Dynasty: Is Stedman Bailey a Bargain Waiting to Happen?


Using the college receiver app that I posted over the weekend you can sort and filter college receiver stats by a number of criteria including down, distance, opponent quality and yard line on the field.  I’ve been playing around with it a little over the past few days and figured I would bang out a quick post on WVU’s Stedman Bailey.

First, here are Bailey’s 2012 stats along with some other receivers who had very good college seasons and have gone on to have at least some (or a lot of) success in the NFL.

(PCT_YTG = Yards/Target divided by Yards to Go, TDRT = TD/Targets)

Stedman Bailey West Virginia 2012 146 1627 11.14 1.30 25 0.17
Michael Crabtree Texas Tech 2007 182 1943 10.68 1.28 22 0.12
Justin Blackmon Oklahoma State 2010 148 1782 12.04 1.37 20 0.14
Dez Bryant Oklahoma State 2008 126 1480 11.75 1.34 19 0.15
Michael Crabtree Texas Tech 2008 146 1165 7.98 0.94 19 0.13
Justin Blackmon Oklahoma State 2011 160 1522 9.51 1.18 18 0.11
Austin Collie BYU 2008 151 1538 10.19 1.23 15 0.1
Calvin Johnson Georgia Tech 2006 138 1202 8.71 1.02 15 0.11
Golden Tate Notre Dame 2009 134 1496 11.16 1.16 15 0.11


Bailey is a small receiver, and much smaller than I typically like to roll with in fantasy football, but his smallish-ness didn’t prevent him from doing the thing that a lot of small receivers struggle with, which is catch touchdowns.

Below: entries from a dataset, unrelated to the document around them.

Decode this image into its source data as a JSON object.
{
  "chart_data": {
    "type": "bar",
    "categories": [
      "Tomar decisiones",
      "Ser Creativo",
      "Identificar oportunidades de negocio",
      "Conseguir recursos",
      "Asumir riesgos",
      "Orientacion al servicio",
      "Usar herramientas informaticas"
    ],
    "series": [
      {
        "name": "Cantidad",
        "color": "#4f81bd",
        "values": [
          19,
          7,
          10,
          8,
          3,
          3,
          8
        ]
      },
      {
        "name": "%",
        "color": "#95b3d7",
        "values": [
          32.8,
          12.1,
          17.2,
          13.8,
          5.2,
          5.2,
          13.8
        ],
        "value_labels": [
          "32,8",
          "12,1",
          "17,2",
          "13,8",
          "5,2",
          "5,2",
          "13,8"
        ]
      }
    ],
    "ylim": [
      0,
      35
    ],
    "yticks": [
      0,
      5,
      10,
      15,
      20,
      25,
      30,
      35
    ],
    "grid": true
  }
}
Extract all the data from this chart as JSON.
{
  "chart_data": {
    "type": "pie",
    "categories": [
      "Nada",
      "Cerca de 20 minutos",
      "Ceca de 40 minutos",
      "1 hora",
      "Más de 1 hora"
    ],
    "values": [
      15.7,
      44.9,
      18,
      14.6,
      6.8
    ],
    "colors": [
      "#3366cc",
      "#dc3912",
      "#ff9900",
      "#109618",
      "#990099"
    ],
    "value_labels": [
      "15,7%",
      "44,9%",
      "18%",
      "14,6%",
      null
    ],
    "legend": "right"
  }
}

In fact, Bailey wasn’t just good at catching touchdowns, he was good at catching touchdowns in the red zone, and against high quality defenses.  If we use the receiver stat filter and throw out bottom 80th percentile defenses and look at only targets from inside the 15 yard line (a part of the field where smaller receivers tend to struggle), we see that Bailey converted 8 of his 10 targets in those situations into TDs.

Most of the formulaic projection systems for wide receivers will like Bailey because of his share of WVU yardage and touchdowns.  The graph at the top of the page shows Bailey’s share of WVU touchdowns.  Here’s a graph that shows his share of WVU receiving yards:


I think if you’re looking for comparables for Bailey that match primarily his size and also red zone receiving ability, you might think of Santonio Holmes or Greg Jennings, who have both been above average red zone receivers for their size.  I think that you could also make the argument that Bailey fits into the Ted Thompson theory of drafting receivers, which seems to focus on finding under the radar guys that can be picked up in the 2nd round, but who posted a lot of touchdowns in college… that’s not to say that I think the Packers will draft Bailey.

Bailey will be an interesting name to watch during draft season because despite having a ridiculous college season, he may not be highly drafted.  If he isn’t highly drafted then he may fly under the radar in dynasty drafts, but that may also mean that he won’t get a lot of opportunities right out of the gate in 2013.  I would venture to guess that Bailey is going to offer dynasty value no matter where he’s selected in the draft.  But the amount of value he offers will come down to the situation he ends up in.